Blogs > Jim Collins' Editor's Notebook

Jim Collins is editor emeritus of The News-Herald and also serves as executive in residence at Lakeland Community College. His popular weekly column appears each Sunday in Comment in The News-Herald.

Friday, June 3, 2011

Many are behind a great cause

When does a vision become a reality?

It all depends on how much drive, enthusiasm and determination exists in the heart of the dreamer who concocted the vision.

In the case of the Coaches’ Corner Home in Painesville, which in its infancy is reaching to attain success, the original dreamer was Coach Devlin Culliver of Painesville Schools.

He envisioned a group of young men who were basically good kids but who were displaced for reasons beyond their control.

Year after year they had been eating and sleeping at the homes of anyone who would provide a hot meal and a warm place to bunk down. To anyone who understood the problem, it was a heartbreaking existence

Several of Culliver’s fellow Harvey High coaches also recognized the problem, and dug into their own pockets to help. The local NAACP chapter also was a big help.

But although the problem was easily understood, it was beyond the ability of those who first recognized it — until help arrived. And that help did come.

Coaches’ Corner Home is now a reality. It is a real house, staffed by real people. Its occupants are real kids who need a helping hand. And the concept is working because that helping hand was held out by a compassionate community of good-hearted citizens who not only want to help, but who, in the parlance of the street, are willing to put their money where their mouths are.

Good ideas often don’t bear fruit until adequate financing comes along.

So how do you raise funds for such an obviously worthwhile project? Simple.

Well, not so simple, actually. Such an enterprise requires the involvement of a lot of good people who are willing to contact other good people, plead their case, and act together to achieve results.

First on the agenda was a fundraiser. Such an event was the First Annual Fundraiser and Silent Auction, held May 16 at Quail Hollow County Club in Concord Township. It was a resounding success.

But that was only because of the people involved. It is important for you to be aware of who the good folks are behind Coaches’ Corner Home.

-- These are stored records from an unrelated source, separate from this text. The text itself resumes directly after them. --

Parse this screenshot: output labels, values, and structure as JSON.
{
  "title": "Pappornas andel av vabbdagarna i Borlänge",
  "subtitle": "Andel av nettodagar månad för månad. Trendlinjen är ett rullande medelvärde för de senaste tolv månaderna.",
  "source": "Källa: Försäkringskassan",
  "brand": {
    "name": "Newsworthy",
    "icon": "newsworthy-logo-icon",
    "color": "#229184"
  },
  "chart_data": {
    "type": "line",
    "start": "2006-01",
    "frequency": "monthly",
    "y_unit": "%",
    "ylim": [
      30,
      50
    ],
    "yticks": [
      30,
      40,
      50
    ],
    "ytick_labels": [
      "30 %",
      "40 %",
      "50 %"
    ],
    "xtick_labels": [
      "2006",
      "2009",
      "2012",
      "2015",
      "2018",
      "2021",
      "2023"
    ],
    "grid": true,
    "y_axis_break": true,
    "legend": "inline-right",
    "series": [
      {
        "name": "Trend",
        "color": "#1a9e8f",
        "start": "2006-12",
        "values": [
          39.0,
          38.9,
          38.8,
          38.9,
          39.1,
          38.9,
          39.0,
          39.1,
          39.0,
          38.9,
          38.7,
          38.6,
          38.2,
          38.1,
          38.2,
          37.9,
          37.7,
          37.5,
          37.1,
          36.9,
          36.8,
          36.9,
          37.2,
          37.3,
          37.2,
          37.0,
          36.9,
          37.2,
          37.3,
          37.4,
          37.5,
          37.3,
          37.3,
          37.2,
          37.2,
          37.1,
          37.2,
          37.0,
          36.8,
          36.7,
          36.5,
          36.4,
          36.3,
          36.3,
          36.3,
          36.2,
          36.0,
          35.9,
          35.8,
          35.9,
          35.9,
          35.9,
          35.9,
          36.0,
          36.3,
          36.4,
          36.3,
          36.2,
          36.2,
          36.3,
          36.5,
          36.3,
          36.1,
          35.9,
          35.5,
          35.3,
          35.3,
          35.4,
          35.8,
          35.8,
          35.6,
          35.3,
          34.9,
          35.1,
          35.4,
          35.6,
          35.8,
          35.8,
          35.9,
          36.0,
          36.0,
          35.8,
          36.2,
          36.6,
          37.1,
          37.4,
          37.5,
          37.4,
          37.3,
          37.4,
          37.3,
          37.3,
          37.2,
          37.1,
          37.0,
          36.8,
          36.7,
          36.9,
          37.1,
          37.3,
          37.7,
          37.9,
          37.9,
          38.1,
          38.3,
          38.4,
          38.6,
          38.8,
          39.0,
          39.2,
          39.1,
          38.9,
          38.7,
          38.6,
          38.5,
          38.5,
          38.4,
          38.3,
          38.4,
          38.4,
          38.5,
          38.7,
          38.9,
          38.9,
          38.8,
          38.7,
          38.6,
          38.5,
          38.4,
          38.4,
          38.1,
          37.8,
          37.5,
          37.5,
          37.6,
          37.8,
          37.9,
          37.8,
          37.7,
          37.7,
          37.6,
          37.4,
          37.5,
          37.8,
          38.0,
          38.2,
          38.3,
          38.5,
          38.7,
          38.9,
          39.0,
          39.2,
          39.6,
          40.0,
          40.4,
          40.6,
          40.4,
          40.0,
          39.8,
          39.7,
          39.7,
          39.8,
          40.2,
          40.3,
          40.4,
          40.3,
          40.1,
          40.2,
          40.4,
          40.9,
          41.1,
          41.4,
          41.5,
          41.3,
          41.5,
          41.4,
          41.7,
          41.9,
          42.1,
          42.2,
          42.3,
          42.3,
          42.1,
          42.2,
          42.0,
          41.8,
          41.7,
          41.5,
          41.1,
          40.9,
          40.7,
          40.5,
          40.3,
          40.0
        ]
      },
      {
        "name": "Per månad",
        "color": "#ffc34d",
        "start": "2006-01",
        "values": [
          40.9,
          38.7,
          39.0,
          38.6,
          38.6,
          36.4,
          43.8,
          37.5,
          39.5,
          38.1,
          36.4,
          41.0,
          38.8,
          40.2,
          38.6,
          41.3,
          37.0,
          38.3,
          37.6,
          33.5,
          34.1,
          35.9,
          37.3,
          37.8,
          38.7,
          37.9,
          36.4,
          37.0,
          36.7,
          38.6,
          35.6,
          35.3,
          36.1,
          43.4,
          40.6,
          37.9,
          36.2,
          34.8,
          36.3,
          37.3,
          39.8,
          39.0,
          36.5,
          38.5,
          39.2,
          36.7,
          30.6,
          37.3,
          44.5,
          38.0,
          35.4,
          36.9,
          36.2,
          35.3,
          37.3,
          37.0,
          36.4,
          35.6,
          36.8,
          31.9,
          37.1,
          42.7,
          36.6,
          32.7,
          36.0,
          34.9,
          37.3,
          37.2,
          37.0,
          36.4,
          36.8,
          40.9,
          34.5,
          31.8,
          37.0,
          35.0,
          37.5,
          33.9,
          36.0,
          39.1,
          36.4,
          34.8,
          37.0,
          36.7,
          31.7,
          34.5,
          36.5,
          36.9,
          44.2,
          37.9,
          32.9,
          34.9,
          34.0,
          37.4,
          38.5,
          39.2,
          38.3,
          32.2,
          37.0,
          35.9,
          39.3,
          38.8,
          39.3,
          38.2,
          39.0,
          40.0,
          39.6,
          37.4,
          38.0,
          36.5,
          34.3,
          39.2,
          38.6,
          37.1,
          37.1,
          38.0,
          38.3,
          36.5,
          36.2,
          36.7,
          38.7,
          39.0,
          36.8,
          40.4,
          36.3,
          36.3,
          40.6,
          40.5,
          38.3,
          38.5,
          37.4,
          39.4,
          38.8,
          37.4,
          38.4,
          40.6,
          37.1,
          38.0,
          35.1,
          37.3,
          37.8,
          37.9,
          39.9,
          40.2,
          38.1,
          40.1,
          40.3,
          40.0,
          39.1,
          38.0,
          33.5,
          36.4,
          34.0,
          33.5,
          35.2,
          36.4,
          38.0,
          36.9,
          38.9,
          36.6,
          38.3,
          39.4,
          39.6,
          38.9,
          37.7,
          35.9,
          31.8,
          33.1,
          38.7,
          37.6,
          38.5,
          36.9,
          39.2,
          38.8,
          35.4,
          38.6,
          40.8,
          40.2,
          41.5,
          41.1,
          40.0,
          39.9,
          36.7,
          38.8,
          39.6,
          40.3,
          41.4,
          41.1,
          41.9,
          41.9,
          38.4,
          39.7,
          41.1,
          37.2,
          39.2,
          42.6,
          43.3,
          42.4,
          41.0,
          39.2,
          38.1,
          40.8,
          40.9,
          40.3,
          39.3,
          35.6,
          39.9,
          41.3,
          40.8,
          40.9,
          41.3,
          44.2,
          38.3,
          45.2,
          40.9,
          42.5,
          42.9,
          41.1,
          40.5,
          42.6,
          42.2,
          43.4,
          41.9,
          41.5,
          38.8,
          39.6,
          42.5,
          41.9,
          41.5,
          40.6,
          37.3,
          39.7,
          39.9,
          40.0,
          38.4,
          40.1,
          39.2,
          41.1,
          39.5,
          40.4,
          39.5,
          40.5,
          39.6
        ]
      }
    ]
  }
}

Officers of the home are Michael Bernal, president; Debra Douglas, secretary; and Allison Puckett, treasurer. The project director is James E. Dillard.

I don’t have the space to get into who they are other than to say that they are part and parcel of what Painesville is all about. I know all of them and can vouch for the fact that they are wonderful people.

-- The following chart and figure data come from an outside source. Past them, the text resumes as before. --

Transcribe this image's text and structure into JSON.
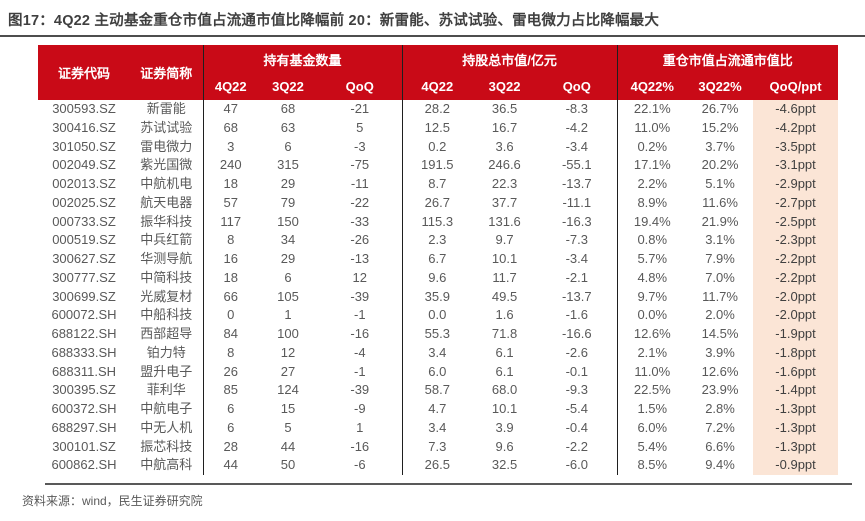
{
  "figure": {
    "title": "图17：4Q22 主动基金重仓市值占流通市值比降幅前 20：新雷能、苏试试验、雷电微力占比降幅最大",
    "source": "资料来源：wind，民生证券研究院"
  },
  "colors": {
    "header_bg": "#C90A17",
    "header_text": "#FFFFFF",
    "highlight_bg": "#FBE5D6",
    "highlight_text": "#404040",
    "body_text": "#595959",
    "title_text": "#3F3F3F"
  },
  "table": {
    "headers": {
      "code": "证券代码",
      "name": "证券简称",
      "groups": [
        {
          "label": "持有基金数量",
          "cols": [
            "4Q22",
            "3Q22",
            "QoQ"
          ]
        },
        {
          "label": "持股总市值/亿元",
          "cols": [
            "4Q22",
            "3Q22",
            "QoQ"
          ]
        },
        {
          "label": "重仓市值占流通市值比",
          "cols": [
            "4Q22%",
            "3Q22%",
            "QoQ/ppt"
          ]
        }
      ]
    }
  },
  "chart_data": {
    "type": "table",
    "title": "4Q22 主动基金重仓市值占流通市值比降幅前 20",
    "columns": [
      "证券代码",
      "证券简称",
      "持有基金数量 4Q22",
      "持有基金数量 3Q22",
      "持有基金数量 QoQ",
      "持股总市值/亿元 4Q22",
      "持股总市值/亿元 3Q22",
      "持股总市值/亿元 QoQ",
      "重仓市值占流通市值比 4Q22%",
      "重仓市值占流通市值比 3Q22%",
      "重仓市值占流通市值比 QoQ/ppt"
    ],
    "rows": [
      [
        "300593.SZ",
        "新雷能",
        "47",
        "68",
        "-21",
        "28.2",
        "36.5",
        "-8.3",
        "22.1%",
        "26.7%",
        "-4.6ppt"
      ],
      [
        "300416.SZ",
        "苏试试验",
        "68",
        "63",
        "5",
        "12.5",
        "16.7",
        "-4.2",
        "11.0%",
        "15.2%",
        "-4.2ppt"
      ],
      [
        "301050.SZ",
        "雷电微力",
        "3",
        "6",
        "-3",
        "0.2",
        "3.6",
        "-3.4",
        "0.2%",
        "3.7%",
        "-3.5ppt"
      ],
      [
        "002049.SZ",
        "紫光国微",
        "240",
        "315",
        "-75",
        "191.5",
        "246.6",
        "-55.1",
        "17.1%",
        "20.2%",
        "-3.1ppt"
      ],
      [
        "002013.SZ",
        "中航机电",
        "18",
        "29",
        "-11",
        "8.7",
        "22.3",
        "-13.7",
        "2.2%",
        "5.1%",
        "-2.9ppt"
      ],
      [
        "002025.SZ",
        "航天电器",
        "57",
        "79",
        "-22",
        "26.7",
        "37.7",
        "-11.1",
        "8.9%",
        "11.6%",
        "-2.7ppt"
      ],
      [
        "000733.SZ",
        "振华科技",
        "117",
        "150",
        "-33",
        "115.3",
        "131.6",
        "-16.3",
        "19.4%",
        "21.9%",
        "-2.5ppt"
      ],
      [
        "000519.SZ",
        "中兵红箭",
        "8",
        "34",
        "-26",
        "2.3",
        "9.7",
        "-7.3",
        "0.8%",
        "3.1%",
        "-2.3ppt"
      ],
      [
        "300627.SZ",
        "华测导航",
        "16",
        "29",
        "-13",
        "6.7",
        "10.1",
        "-3.4",
        "5.7%",
        "7.9%",
        "-2.2ppt"
      ],
      [
        "300777.SZ",
        "中简科技",
        "18",
        "6",
        "12",
        "9.6",
        "11.7",
        "-2.1",
        "4.8%",
        "7.0%",
        "-2.2ppt"
      ],
      [
        "300699.SZ",
        "光威复材",
        "66",
        "105",
        "-39",
        "35.9",
        "49.5",
        "-13.7",
        "9.7%",
        "11.7%",
        "-2.0ppt"
      ],
      [
        "600072.SH",
        "中船科技",
        "0",
        "1",
        "-1",
        "0.0",
        "1.6",
        "-1.6",
        "0.0%",
        "2.0%",
        "-2.0ppt"
      ],
      [
        "688122.SH",
        "西部超导",
        "84",
        "100",
        "-16",
        "55.3",
        "71.8",
        "-16.6",
        "12.6%",
        "14.5%",
        "-1.9ppt"
      ],
      [
        "688333.SH",
        "铂力特",
        "8",
        "12",
        "-4",
        "3.4",
        "6.1",
        "-2.6",
        "2.1%",
        "3.9%",
        "-1.8ppt"
      ],
      [
        "688311.SH",
        "盟升电子",
        "26",
        "27",
        "-1",
        "6.0",
        "6.1",
        "-0.1",
        "11.0%",
        "12.6%",
        "-1.6ppt"
      ],
      [
        "300395.SZ",
        "菲利华",
        "85",
        "124",
        "-39",
        "58.7",
        "68.0",
        "-9.3",
        "22.5%",
        "23.9%",
        "-1.4ppt"
      ],
      [
        "600372.SH",
        "中航电子",
        "6",
        "15",
        "-9",
        "4.7",
        "10.1",
        "-5.4",
        "1.5%",
        "2.8%",
        "-1.3ppt"
      ],
      [
        "688297.SH",
        "中无人机",
        "6",
        "5",
        "1",
        "3.4",
        "3.9",
        "-0.4",
        "6.0%",
        "7.2%",
        "-1.3ppt"
      ],
      [
        "300101.SZ",
        "振芯科技",
        "28",
        "44",
        "-16",
        "7.3",
        "9.6",
        "-2.2",
        "5.4%",
        "6.6%",
        "-1.3ppt"
      ],
      [
        "600862.SH",
        "中航高科",
        "44",
        "50",
        "-6",
        "26.5",
        "32.5",
        "-6.0",
        "8.5%",
        "9.4%",
        "-0.9ppt"
      ]
    ]
  }
}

The board of directors consists of Kay Hatala, Connie Strickland, Donald Waytes and Dr. Michael P. Hanlon, Painesville’s superintendent of schools.

Ex-officio members are Sudhir Achar, Matt Armand and Gary Campbell.

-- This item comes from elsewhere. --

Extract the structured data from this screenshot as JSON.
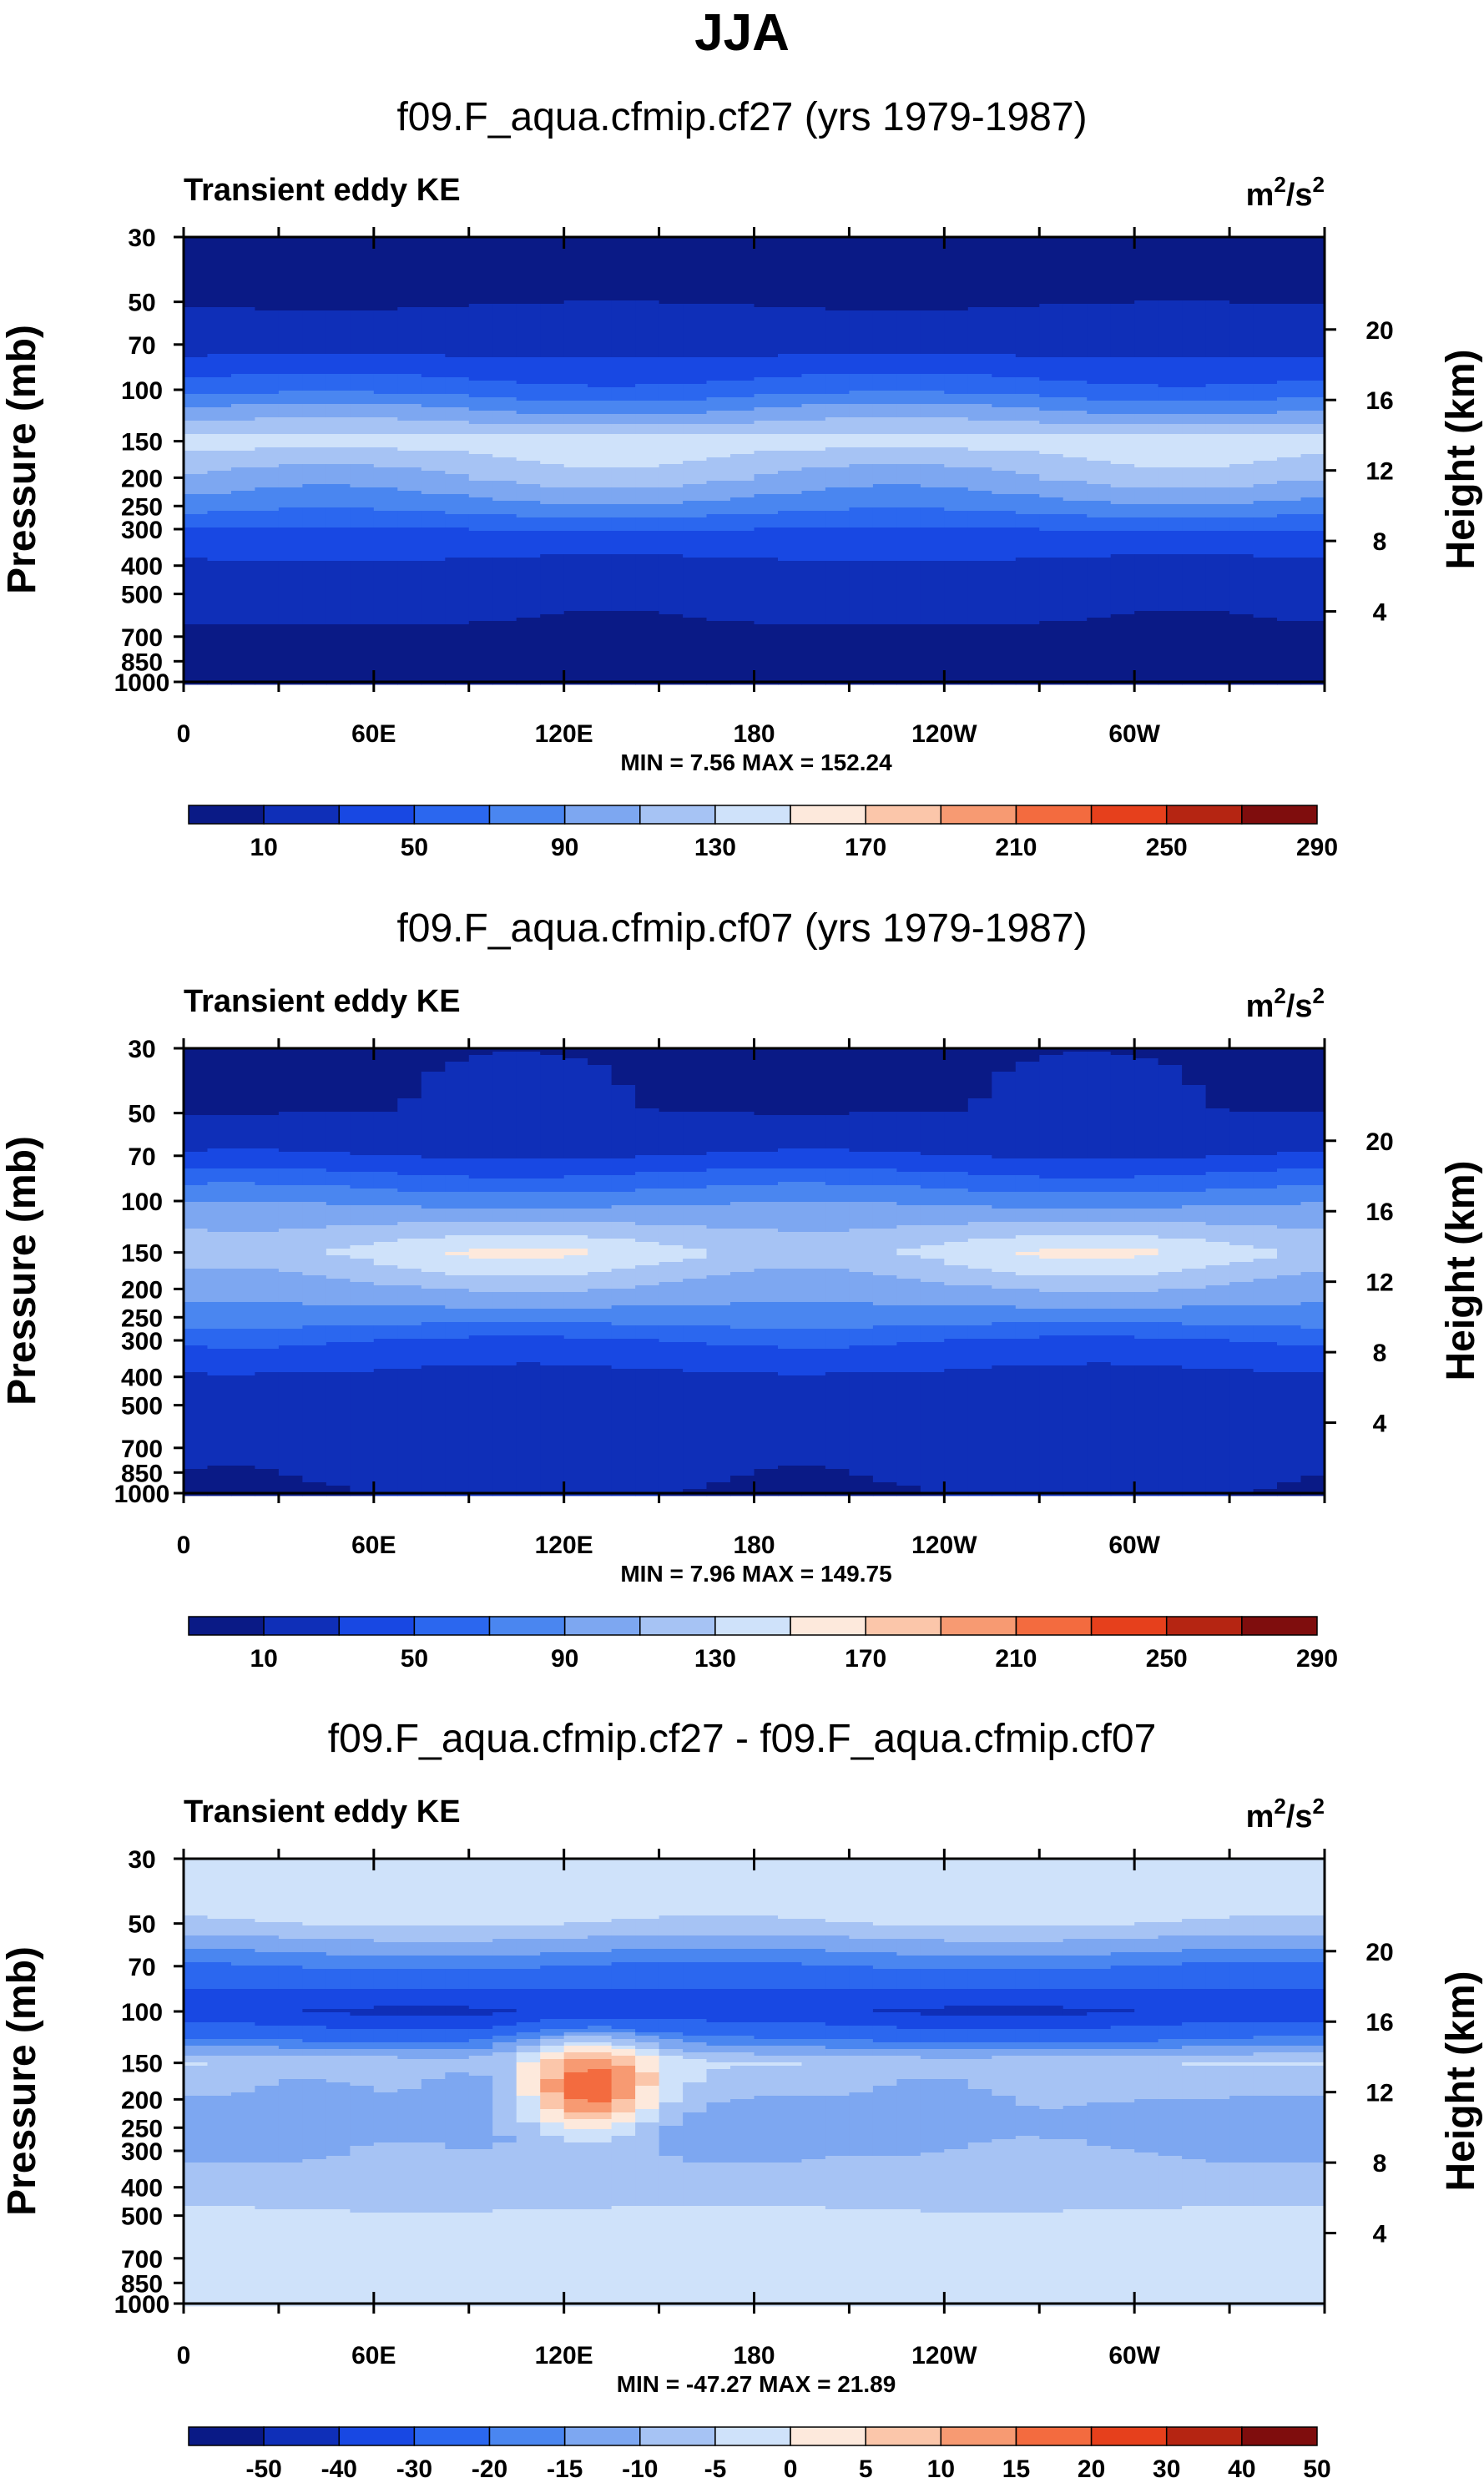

The sponsors of the fundraiser are worthy of mention. They were Avery Dennison, Classic Automobile Group, Dworken & Bernstein (Lawyers Give Back), Fredon Corp., Habitat for Humanity, Lake County Captains Baseball, Lakeland College Foundation, Lubrizol Corp., Painesville Schools, Regent Systems and the Sara Lamade White Foundation.

If you think those are impressive names, you are correct.

Welcoming remarks were made by a guy I watch every morning. He constantly amazes me by the number of suits, shirts and ties he owns — Channel 8 morning news co-anchor Wayne Dawson.

The lady of the house and I spent a lot of time talking to him after the program, but were kind enough to let him get away. He goes on the air about 4:30 in the morning.

I think he said 4:30. I couldn’t swear to it. I’m not up then.

The rest of the speakers were introduced by Ray Somich of WELW, 1330 on your AM dial. They included Coach Culliver, who presented the "vision" of the Coaches’ Corner Home, and Pat Perotti, an attorney with Dworken & Bernstein, who spoke of the "dedication" involved. He is the man who put cy pres in everyone’s vocabulary. Simply put, he gave away millions to charity that was unclaimed from a class action law suit settlement.

The star of the show was keynote speaker Dru Joyce II, a compelling and much in demand lecturer who is known as one of the best and most successful high school basketball coaches in the country.

His star pupil in Akron was LeBron James. You have probably heard of him. If Joyce had talked for three hours, I would have listened. He was that good.